IMPRUNETA – Vino e terracotta, un legame che richiama all’antica Roma e prima ancora alla Magna Grecia. Il prezioso liquido, all’epoca appannaggio di pochi, veniva custodito in grandi anfore e spillato solo in determinate occasioni, spesso con il pretesto di rendere omaggio a qualche divinità.
Un paio di millenni dopo c’è chi ha ripreso in mano l’idea, attualizzandola e proponendola al denso mercato vitivinicolo. Italiano e non. Così, Impruneta da quattro anni è divenuta il centro di distribuzione mondiale di anfore e giare in terracotta, create appositamente per la vinificazione.
Autore di questo piccolo miracolo è Leonardo Parisi, proprietario della Ceramica Artenova, coadiuvato da alcuni collaboratori che lo hanno guidato dal terreno delle ceramiche artistiche con cui abbellire i giardini, a quello delle anfore con cui riempire le cantine.
Con ottimi risultati, a giudicare dagli assaggi dei vini di nove aziende, durante la giornata “La Terracotta e il Vino”, organizzata sabato 22 giugno presso l’azienda imprunetina. Realtà distanti da pochi chilometri, (Panzano) fino all’Australia, che hanno aderito all’innovazione ottenendo prodotti realmente interessanti.
Uno degli ideatori, Sergio Bettini, racconta al Gazzettino del Chianti come è nato il progetto: "Era il 2009, e l’azienda di Leonardo, pur avendo una storia e una qualità indiscutibili, soffriva come molte altre della crisi del settore. Insieme all’enologo Francesco Bartoletti, abbiamo pensato a coinvolgere la famiglia Parisi nella produzione di terrecotte per vino".
"Il risultato? Quattro anni dopo – dice Bettini – abbiamo richieste da ogni parte del mondo".

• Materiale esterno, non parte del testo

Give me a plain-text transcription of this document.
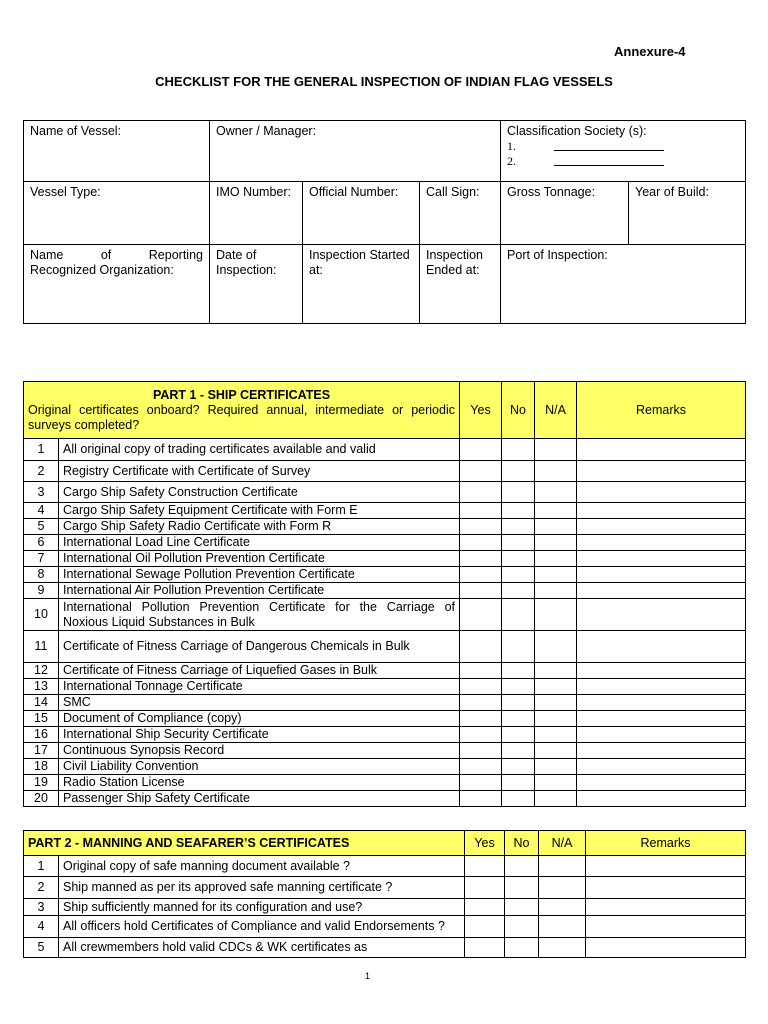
Annexure-4
CHECKLIST FOR THE GENERAL INSPECTION OF INDIAN FLAG VESSELS
Name of Vessel:	Owner / Manager:			Classification Society (s):
1.
2.	

Vessel Type:	IMO Number:	Official Number:	Call Sign:	Gross Tonnage:	Year of Build:

Name of Reporting
Recognized Organization:	Date of Inspection:	Inspection Started at:	Inspection Ended at:	Port of Inspection:	
PART 1 - SHIP CERTIFICATES
Original certificates onboard? Required annual, intermediate or periodic surveys completed?		Yes	No	N/A	Remarks
1	All original copy of trading certificates available and valid				
2	Registry Certificate with Certificate of Survey				
3	Cargo Ship Safety Construction Certificate				
4	Cargo Ship Safety Equipment Certificate with Form E				
5	Cargo Ship Safety Radio Certificate with Form R				
6	International Load Line Certificate				
7	International Oil Pollution Prevention Certificate				
8	International Sewage Pollution Prevention Certificate				
9	International Air Pollution Prevention Certificate				
10	International Pollution Prevention Certificate for the Carriage of Noxious Liquid Substances in Bulk				
11	Certificate of Fitness Carriage of Dangerous Chemicals in Bulk				
12	Certificate of Fitness Carriage of Liquefied Gases in Bulk				
13	International Tonnage Certificate				
14	SMC				
15	Document of Compliance (copy)				
16	International Ship Security Certificate				
17	Continuous Synopsis Record				
18	Civil Liability Convention				
19	Radio Station License				
20	Passenger Ship Safety Certificate				
PART 2 - MANNING AND SEAFARER’S CERTIFICATES		Yes	No	N/A	Remarks
1	Original copy of safe manning document available ?				
2	Ship manned as per its approved safe manning certificate ?				
3	Ship sufficiently manned for its configuration and use?				
4	All officers hold Certificates of Compliance and valid Endorsements ?				
5	All crewmembers hold valid CDCs & WK certificates as				
1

Georgia, Nuova Zelanda, Cile, Australia, Nord Europa, e anche la Napa Valley californiana, dove due decenni fa prese piede, in modo anche eccessivo, l’uso della barrique di rovere. Da cui la terracotta prende le distanze: "Uno degli aspetti più interessanti dal punto di vista prettamente enologico – si è detto nella mattinat di degustazione – è che la terracotta imprunetana ha una particolare propensione: favorisce l’ossigenazione del vino in modo equilibrato, ma soprattutto non cede particolari sentori come invece nel caso del legno. In questo modo il vitigno viene preservato nelle sue peculiarità organolettiche, che andranno a caratterizzare fortemente il vino".
Ottima idea, quella di una “semplice” azienda familiare che in una fase di difficoltà, invece di inseguire la quantità, ha puntato su qualità e innovazione, diventando una delle realtà oggi più conosciute dal panorama dei produttori di vino di tutto il mondo.